We are aware that in February 2009 Canada was told it’s not doing enough in areas like aboriginal rights, violence against women, poverty and racism by the UN Human Rights Council.3 In November 2008, the UN Committee on the Elimination of Discrimination against Women (CEDAW) reviewed Canada’s compliance with the Convention on the Elimination of All Forms of Discrimination against Women, and issued its Concluding Observations in Geneva. The Committee asked Canada to report back in one year on steps taken to address inadequate social assistance rates across the country and the failure of law enforcement agencies to deal with the disappearance and murder of Aboriginal women and girls.4 CEDAW recommended that Canada develop a specific and integrated plan for addressing the particular conditions affecting Aboriginal women, both on and off reserves, including poverty, poor health, inadequate housing low school-completion rates, low employment rates, low income and high rates of violence.5
We are also aware that Canada presented itself as a candidate for a temporary seat on the U.N. Security Council six times, and was voted to the powerful post each time. That changed on October 12, 2010.6 The UN Security Council is the only body which has the right to impose its will on other members.7 We support Canada’s membership as a means of focusing diplomatic attention on issues that Canada deems important.

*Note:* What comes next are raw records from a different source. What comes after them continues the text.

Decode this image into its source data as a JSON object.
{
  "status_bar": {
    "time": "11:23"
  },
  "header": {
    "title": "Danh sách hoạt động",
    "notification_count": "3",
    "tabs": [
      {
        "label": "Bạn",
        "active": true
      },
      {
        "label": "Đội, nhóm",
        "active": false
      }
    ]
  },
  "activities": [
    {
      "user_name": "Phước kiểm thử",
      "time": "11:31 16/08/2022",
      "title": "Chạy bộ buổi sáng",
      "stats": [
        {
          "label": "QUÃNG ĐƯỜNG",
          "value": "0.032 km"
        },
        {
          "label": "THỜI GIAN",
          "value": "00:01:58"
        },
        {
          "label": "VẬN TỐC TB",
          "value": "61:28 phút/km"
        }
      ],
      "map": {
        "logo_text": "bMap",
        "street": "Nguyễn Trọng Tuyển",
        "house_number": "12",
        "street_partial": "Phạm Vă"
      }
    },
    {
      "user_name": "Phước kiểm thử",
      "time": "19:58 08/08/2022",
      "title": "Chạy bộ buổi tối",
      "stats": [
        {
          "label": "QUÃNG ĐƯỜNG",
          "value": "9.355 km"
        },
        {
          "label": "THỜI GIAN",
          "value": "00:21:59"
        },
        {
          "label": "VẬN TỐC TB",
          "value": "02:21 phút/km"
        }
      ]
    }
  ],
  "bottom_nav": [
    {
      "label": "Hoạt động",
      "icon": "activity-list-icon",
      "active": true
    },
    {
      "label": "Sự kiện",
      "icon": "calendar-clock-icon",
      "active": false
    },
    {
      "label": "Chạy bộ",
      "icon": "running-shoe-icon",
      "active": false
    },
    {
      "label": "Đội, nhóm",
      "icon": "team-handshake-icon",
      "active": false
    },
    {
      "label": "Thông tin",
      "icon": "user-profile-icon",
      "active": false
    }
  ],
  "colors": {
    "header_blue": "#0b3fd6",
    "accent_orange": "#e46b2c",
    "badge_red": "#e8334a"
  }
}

The National Council of Women of Canada has adopted as policy and has urged the Government of Canada to
- Work with provincial and territorial governments and with aboriginal organizations and governing bodies to develop and fund more safe houses/shelters, on and off reserve, including programs and services that respect aboriginal culture and traditions, for aboriginal women and their children who are victims of family violence. Engage stakeholders to successfully address the underlying issues contributing to the high rate of family violence within the Aboriginal community, and to increase the capacity of Aboriginal women to break the cycle of family violence8
- Collaborate with Provincial and Territorial governments and with aboriginal organizations and governing bodies, and to consult with civil society to develop antipoverty legislation that includes a strategy to eliminate poverty by addressing the systemic barriers to full social participation by all Canadians and which contains accountability measures for government, in support of the UN Millennium Goals9
- Provide more effective prenatal care for aboriginal women, as they are disproportionately affected by HIV/AIDS, so that their children are less likely to be born HIV+;10
- Study the Report of the Royal Commission on Aboriginal Peoples and undertake appropriate action using a conciliatory process to create a new and better relationship between the Government of Canada and Aboriginal Peoples11
- Remove section 67 of the Canadian Human Rights Act as quickly as possible and to draft an Aboriginal Human Rights Code in consultation with First Nations governments in compliance with the UN Human Rights Conventions.12
- Sign and Ratify the UN Declaration on Rights of Indigenous Peoples.13
- Establish a national comprehensive child care policy designed to facilitate the development of child care services and resources which would, inter alia, be sensitive to the particular cultural requirements of aboriginal and immigrant families 14
8. Enter into partnership with Aboriginal communities and organizations to review and identify barriers to the use of Section 81 and 84 of the Correctional and Conditional Release Act, and create and implement an action plan to encourage its use for Federally Sentenced Aboriginal Women. This partnership should include financial resources for those communities wishing to undertake the responsibility of assisting in the reintegration of Aboriginal women offenders; and Ensure that Federally Sentenced Aboriginal Women are fully aware of Sections 81 and 84 of the Corrections and Conditional Release Act and encouraged to apply under these sections 15
NCWC urges the Government of Canada to collaborate with NWAC in reporting back to the United Nations on CEDAW’s recommendations. NCWC further urges the Government of Canada to develop, fund and implement an integrated plan to address the systemic conditions affecting Aboriginal women.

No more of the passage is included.